The Brisker Rav asserted this view of matneh in his comments to Nazir (11a). According to R. Shimon, a nazir must willfully adopt the three aspects of nezirut. Stipulating classic nezirut assumes awareness of the entire package and yields full nezirut. However, if a nazir is unaware that he will be forbidden do drink wine, he has not “bought-in” to that aspect and is permitted to drink wine. Yet R. Shimon concedes that if a nazir states he is interested in the nezirut package but stipulates that he will drink wine, he is still forbidden to drink wine. Why should an unaware nazir be permitted to drink but one who stipulated his disinterest in the wine prohibition be forbidden to drink wine? The gemara defends this anomaly by asserting that the nazir who explicitly seeks wine permissibility has violated matneh al ma shekatuv ba-Torah.

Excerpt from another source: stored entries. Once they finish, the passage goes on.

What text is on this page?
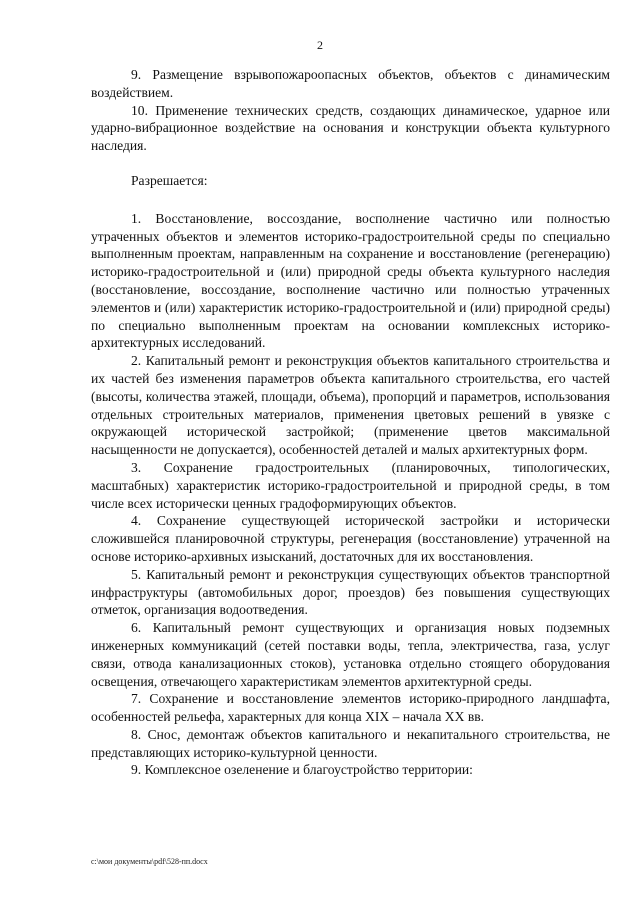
2

9. Размещение взрывопожароопасных объектов, объектов с динамическим воздействием.

10. Применение технических средств, создающих динамическое, ударное или ударно-вибрационное воздействие на основания и конструкции объекта культурного наследия.

Разрешается:

1. Восстановление, воссоздание, восполнение частично или полностью утраченных объектов и элементов историко-градостроительной среды по специально выполненным проектам, направленным на сохранение и восстановление (регенерацию) историко-градостроительной и (или) природной среды объекта культурного наследия (восстановление, воссоздание, восполнение частично или полностью утраченных элементов и (или) характеристик историко-градостроительной и (или) природной среды) по специально выполненным проектам на основании комплексных историко-архитектурных исследований.

2. Капитальный ремонт и реконструкция объектов капитального строительства и их частей без изменения параметров объекта капитального строительства, его частей (высоты, количества этажей, площади, объема), пропорций и параметров, использования отдельных строительных материалов, применения цветовых решений в увязке с окружающей исторической застройкой; (применение цветов максимальной насыщенности не допускается), особенностей деталей и малых архитектурных форм.

3. Сохранение градостроительных (планировочных, типологических, масштабных) характеристик историко-градостроительной и природной среды, в том числе всех исторически ценных градоформирующих объектов.

4. Сохранение существующей исторической застройки и исторически сложившейся планировочной структуры, регенерация (восстановление) утраченной на основе историко-архивных изысканий, достаточных для их восстановления.

5. Капитальный ремонт и реконструкция существующих объектов транспортной инфраструктуры (автомобильных дорог, проездов) без повышения существующих отметок, организация водоотведения.

6. Капитальный ремонт существующих и организация новых подземных инженерных коммуникаций (сетей поставки воды, тепла, электричества, газа, услуг связи, отвода канализационных стоков), установка отдельно стоящего оборудования освещения, отвечающего характеристикам элементов архитектурной среды.

7. Сохранение и восстановление элементов историко-природного ландшафта, особенностей рельефа, характерных для конца XIX – начала XX вв.

8. Снос, демонтаж объектов капитального и некапитального строительства, не представляющих историко-культурной ценности.

9. Комплексное озеленение и благоустройство территории:

c:\мои документы\pdf\528-пп.docx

The Brisker Rav questions this rule, since the nazir hasn’t willfully adopted the entire nezirut package, and he should therefore be exempt, similar to the nazir who was unaware of the wine prohibition. Based on the above definition of matneh, the Brisker Rav suggests that any halakhic declaration that contradicts Halakha is rendered meaningless. Asserting permissibility of wine to a nazir is such a violation, and the statement is therefore deleted. The nazir who stipulated wine exemption is equivalent to a regular nazir who is aware of the full package and who merely articulated “general nezirut” and the entire package applies. He was aware and his statement about wine is omitted.

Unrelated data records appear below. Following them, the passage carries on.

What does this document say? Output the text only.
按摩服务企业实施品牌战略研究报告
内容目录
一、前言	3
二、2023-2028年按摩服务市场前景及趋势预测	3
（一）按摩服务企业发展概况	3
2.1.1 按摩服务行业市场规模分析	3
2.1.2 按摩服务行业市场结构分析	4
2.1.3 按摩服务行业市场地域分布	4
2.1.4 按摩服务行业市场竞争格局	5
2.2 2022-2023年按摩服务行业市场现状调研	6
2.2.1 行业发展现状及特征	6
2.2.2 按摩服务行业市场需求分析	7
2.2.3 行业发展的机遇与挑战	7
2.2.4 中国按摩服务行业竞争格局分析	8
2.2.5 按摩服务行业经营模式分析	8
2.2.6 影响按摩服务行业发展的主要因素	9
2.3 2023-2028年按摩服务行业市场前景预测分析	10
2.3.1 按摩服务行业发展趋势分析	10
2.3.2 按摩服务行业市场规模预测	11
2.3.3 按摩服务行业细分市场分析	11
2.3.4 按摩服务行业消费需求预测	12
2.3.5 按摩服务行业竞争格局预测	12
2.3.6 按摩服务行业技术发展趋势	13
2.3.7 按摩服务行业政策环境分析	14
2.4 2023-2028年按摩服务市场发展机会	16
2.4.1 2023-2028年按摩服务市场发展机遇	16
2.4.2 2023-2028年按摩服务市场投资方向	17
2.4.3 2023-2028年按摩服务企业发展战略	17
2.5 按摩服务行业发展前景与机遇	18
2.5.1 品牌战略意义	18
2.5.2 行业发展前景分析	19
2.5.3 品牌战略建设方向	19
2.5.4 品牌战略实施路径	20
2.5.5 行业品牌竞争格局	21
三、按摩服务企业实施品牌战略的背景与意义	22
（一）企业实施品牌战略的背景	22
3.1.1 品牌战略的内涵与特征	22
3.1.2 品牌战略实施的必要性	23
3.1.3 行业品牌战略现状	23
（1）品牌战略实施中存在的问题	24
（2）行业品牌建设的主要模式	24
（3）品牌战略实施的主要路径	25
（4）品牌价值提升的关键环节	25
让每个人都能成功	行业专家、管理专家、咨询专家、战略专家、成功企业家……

This concept may reflect the logic of the Machaneh Efrayim and R. Eliyahu Mizrachi about a shevu’a to cancel a mitzva. The failure maybe similar to the failure of a condition that attempts to subvert Halakha. In each case, a verbal declaration is attempted, which under normal circumstances is halakhically empowered to create a challos or halakhic transformation. Yet since both the shevu’a and the “condition” counter Halakha, they are deleted, as if they had not been uttered.